Eyewitness: The cracks in Juarez’s Base Line

15 May 2011

In the midst of Mexico’s ongoing drug war, Stephen Eisenhammer reports from Ciudad Juarez

In the desert beyond the limits of the most dangerous city in the Americas, lies a grey concrete block. Like a stray Lego piece that did not fit into a child’s game, the Shelter for the Mentally Handicapped sits away from Ciudad Juarez, ignored. From here you can sometimes see for miles, and occasionally nowhere at all. It depends on where the wind is coming from. The wind draws up the dust, hazing the horizon and filling your hair, mouth and nostrils with dirt.

As we drive out to the shelter through the quiet Sunday streets of Ciudad Juarez, we pass by several scrap yards. Battered, wheel-less cars are stacked up four or five at a time. The cars are stripped and the parts sold on, Pastor Galvan tells me. Only when we have driven on, past these piles of saleable waste, do we reach the asylum. 

Jose Antonio Galvan, known simply as El Pastor, has been running his shelter for 15 years. His aim, he tells me – mantra like – is to lead the top psychiatric facility in Mexico. He is far from it, and he knows it. The word asylum is a dated one, now rendered politically incorrect. But El Pastor’s shelter is not a modern facility; nor is it working in a context where the luxury of correctness can be afforded. Asylum is exactly what El Pastor provides. Protection and a little human dignity for those in this city who, if he were not there, would be left on the streets to die. Many still are.

Ciudad Juarez has in the last three years become the statistical centre of an epidemic of drug-related violence that has swept Mexico. 37,000 have been killed in the past three and a half years, putting the national murder toll at around one in every 2,700.

In Juarez it is one in every 150, and counting. In a city where violence, corruption and impunity now hold what is left of the local economy together, there is little space for optimism. However, El Pastor believes. “We will be the top psychiatric facility in Mexico”, he tells me again, smiling and raising his finger in the air. He certainly has no shortage of patients.

By some accounts, 90% of people living in Ciudad Juarez suffer from some sort of mental illness. “I don’t believe it”, retorts Elizabeth Flores, the director of Pastoral Obrera, a Catholic human rights group. “It must be higher than that: 100%. You can’t live in this city, around so much suffering and death, and be not be affected”.

However, the people that are dumped, often by police, at the gates of El Pastor’s shelter are the ones right at the bottom.

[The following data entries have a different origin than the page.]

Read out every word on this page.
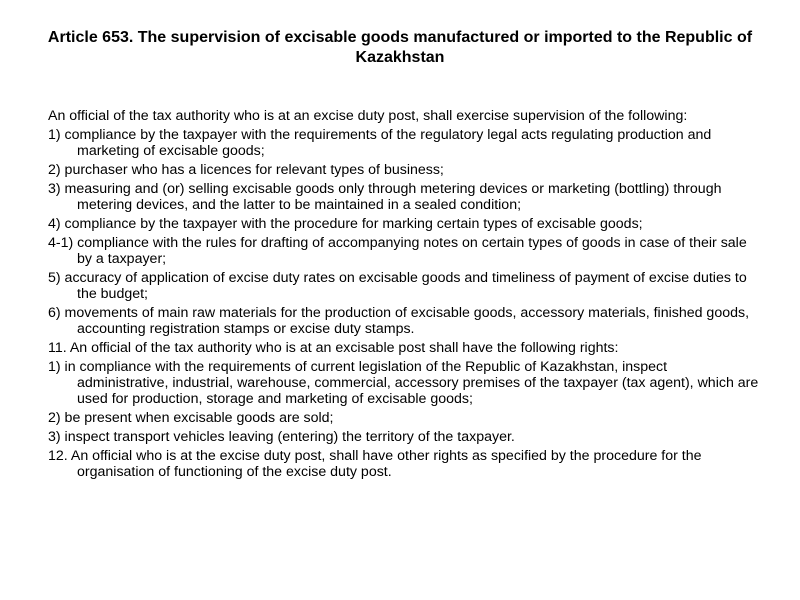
Article 653. The supervision of excisable goods manufactured or imported to the Republic of Kazakhstan

An official of the tax authority who is at an excise duty post, shall exercise supervision of the following:

1) compliance by the taxpayer with the requirements of the regulatory legal acts regulating production and marketing of excisable goods;

2) purchaser who has a licences for relevant types of business;

3) measuring and (or) selling excisable goods only through metering devices or marketing (bottling) through metering devices, and the latter to be maintained in a sealed condition;

4) compliance by the taxpayer with the procedure for marking certain types of excisable goods;

4-1) compliance with the rules for drafting of accompanying notes on certain types of goods in case of their sale by a taxpayer;

5) accuracy of application of excise duty rates on excisable goods and timeliness of payment of excise duties to the budget;

6) movements of main raw materials for the production of excisable goods, accessory materials, finished goods, accounting registration stamps or excise duty stamps.

11. An official of the tax authority who is at an excisable post shall have the following rights:

1) in compliance with the requirements of current legislation of the Republic of Kazakhstan, inspect administrative, industrial, warehouse, commercial, accessory premises of the taxpayer (tax agent), which are used for production, storage and marketing of excisable goods;

2) be present when excisable goods are sold;

3) inspect transport vehicles leaving (entering) the territory of the taxpayer.

12. An official who is at the excise duty post, shall have other rights as specified by the procedure for the organisation of functioning of the excise duty post.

One of the less publicised parts of Mexico’s current crisis is the high addiction rate ravaging the northern towns. Many in Juarez regard the local drug consumption as the lubricant that keeps the spiral of violence spinning. Cocaine has become the standard form of payment for any work involved in the drug trade. But cocaine doesn’t usually take your mind. The men and women moving disjointedly around the courtyard of the shelter are the shadows created by the potent derivative, crack. In Spanish it is known as “base”. The asylum is, as writer Charles Bowden told me, “the city’s base line”.

In the late-morning sun, the courtyard looks almost like a primary school playground. Some patients run to El Pastor, tugging on his sleeve and telling him how their day has been. Others sit pensively on the side, enjoying the spring sunshine. Basketball hoops hang unused at each end. There is much smiling and laughter. But the jokes are incomprehensible, and frequently not jokes at all. Their faces are not used to smiling. You can see it around the eyes.